Her other film roles include the English edition of Princess Mononoke (1997), The X-Files: Fight the Future (1998), The Last King of Scotland (2006), The X-Files: I Want to Believe (2008) and I’ll Follow You Down (2013). Her television credits, aside from Hannibal, Crisis and the ahead-0f-its-time X-Files, include Class of ’96 (1993), The Simpsons (1997), Frasier (1999) and The Fall (2013).
It is with great joy that we welcome Gillian Anderson as the July, 2014 Written in the Blood Scream Queen of the Month.
THE X-FACTS: ALL ABOUT GILLIAN
Chosen by “People” magazine as one of the 50 Most Beautiful People in the World.
Younger brother suffers from neurofibromatosis and she has done work to encourage government to increase funding for research.
Told The X-Files (1993) executives that she was 27 so that she would appear more credible as an FBI agent with a medical degree.
She has English, Irish, and German ancestry.
THE X-QUOTES: GILLIAN SAYS:
“When I think of normal, I think of mediocrity . . . and mediocrity scares the f*ck out of me!”

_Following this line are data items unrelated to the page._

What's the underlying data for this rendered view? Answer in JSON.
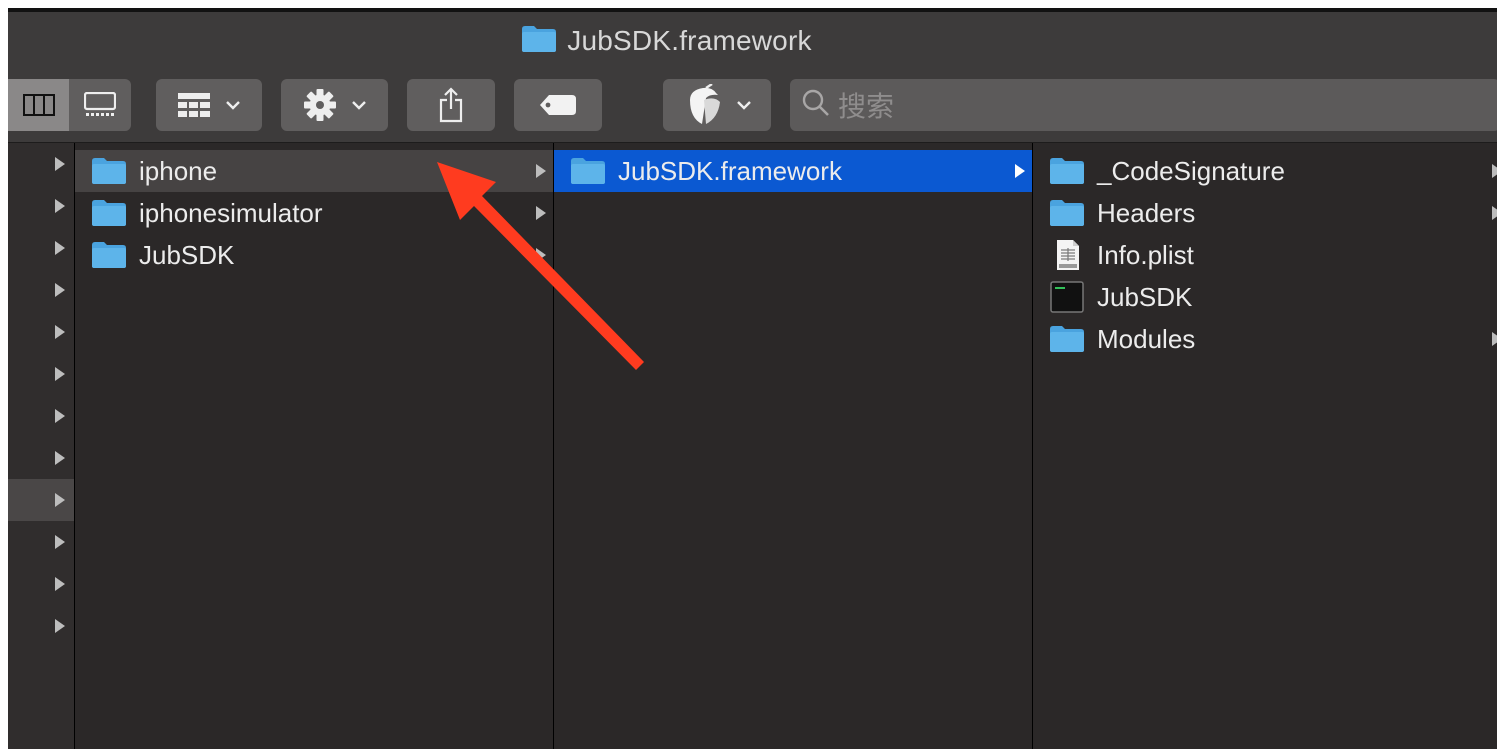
{
  "window": {
    "title": "JubSDK.framework"
  },
  "toolbar": {
    "view_columns_icon": "columns-view-icon",
    "view_gallery_icon": "gallery-view-icon",
    "group_icon": "group-grid-icon",
    "action_icon": "gear-icon",
    "share_icon": "share-icon",
    "tag_icon": "tag-icon",
    "app_icon": "acorn-app-icon",
    "search_placeholder": "搜索"
  },
  "columns": {
    "col1": [
      {
        "name": "iphone",
        "kind": "folder",
        "state": "hover"
      },
      {
        "name": "iphonesimulator",
        "kind": "folder"
      },
      {
        "name": "JubSDK",
        "kind": "folder"
      }
    ],
    "col2": [
      {
        "name": "JubSDK.framework",
        "kind": "folder",
        "state": "selected"
      }
    ],
    "col3": [
      {
        "name": "_CodeSignature",
        "kind": "folder"
      },
      {
        "name": "Headers",
        "kind": "folder"
      },
      {
        "name": "Info.plist",
        "kind": "plist-file"
      },
      {
        "name": "JubSDK",
        "kind": "executable"
      },
      {
        "name": "Modules",
        "kind": "folder"
      }
    ]
  },
  "colors": {
    "selection": "#0b59d2",
    "folder": "#4aa3df",
    "annotation_arrow": "#ff3b1f"
  }
}
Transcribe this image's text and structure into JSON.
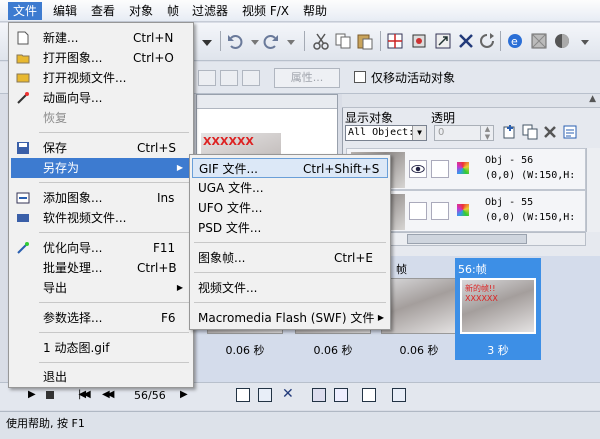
{
  "menubar": {
    "file": "文件",
    "edit": "编辑",
    "view": "查看",
    "object": "对象",
    "frame": "帧",
    "filter": "过滤器",
    "video_fx": "视频 F/X",
    "help": "帮助"
  },
  "toolbar2": {
    "properties": "属性...",
    "move_active_only": "仅移动活动对象"
  },
  "frame_panel": {
    "preview_text": "XXXXXX"
  },
  "object_panel": {
    "show_objects_label": "显示对象",
    "opacity_label": "透明",
    "filter_value": "All Object:",
    "opacity_value": "0",
    "rows": [
      {
        "line1": "Obj - 56",
        "line2": "(0,0) (W:150,H:"
      },
      {
        "line1": "Obj - 55",
        "line2": "(0,0) (W:150,H:"
      }
    ]
  },
  "frames": [
    {
      "label": "",
      "delay": "0.06 秒"
    },
    {
      "label": "",
      "delay": "0.06 秒"
    },
    {
      "label": "帧",
      "delay": "0.06 秒"
    },
    {
      "label": "56:帧",
      "delay": "3 秒",
      "caption": "新的帧!! XXXXXX"
    }
  ],
  "playback": {
    "page_count": "56/56"
  },
  "status": {
    "text": "使用帮助, 按 F1"
  },
  "file_menu": {
    "items": [
      {
        "label": "新建...",
        "shortcut": "Ctrl+N"
      },
      {
        "label": "打开图象...",
        "shortcut": "Ctrl+O"
      },
      {
        "label": "打开视频文件..."
      },
      {
        "label": "动画向导..."
      },
      {
        "label": "恢复"
      },
      {
        "label": "保存",
        "shortcut": "Ctrl+S"
      },
      {
        "label": "另存为"
      },
      {
        "label": "添加图象...",
        "shortcut": "Ins"
      },
      {
        "label": "软件视频文件..."
      },
      {
        "label": "优化向导...",
        "shortcut": "F11"
      },
      {
        "label": "批量处理...",
        "shortcut": "Ctrl+B"
      },
      {
        "label": "导出"
      },
      {
        "label": "参数选择...",
        "shortcut": "F6"
      },
      {
        "label": "1 动态图.gif"
      },
      {
        "label": "退出"
      }
    ]
  },
  "saveas_menu": {
    "items": [
      {
        "label": "GIF 文件...",
        "shortcut": "Ctrl+Shift+S"
      },
      {
        "label": "UGA 文件..."
      },
      {
        "label": "UFO 文件..."
      },
      {
        "label": "PSD 文件..."
      },
      {
        "label": "图象帧...",
        "shortcut": "Ctrl+E"
      },
      {
        "label": "视频文件..."
      },
      {
        "label": "Macromedia Flash (SWF) 文件"
      }
    ]
  }
}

“It’s easier to be myself here. I can go out wearing whatever the hell I want, no matter how ridiculous it looks. If I do that in America, people look at me like I’m insane. There are aspects of the British press which are incredibly intrusive, but then you’ll go to a premiere and someone will ask permission to take a photo, and when you say, “That’s enough”, they’ll back off. In the States, you go to a restaurant and there are people lined up outside with 8x10s of you. Or they just follow you with a video camera. I had someone deliberately rear-end my car a few years ago in L.A., and there was a video camera: they were videoing my reaction. Luckily, I was in a good mood.”
“There are a lot of things I would have done differently, but Scully wouldn’t have been one of them.”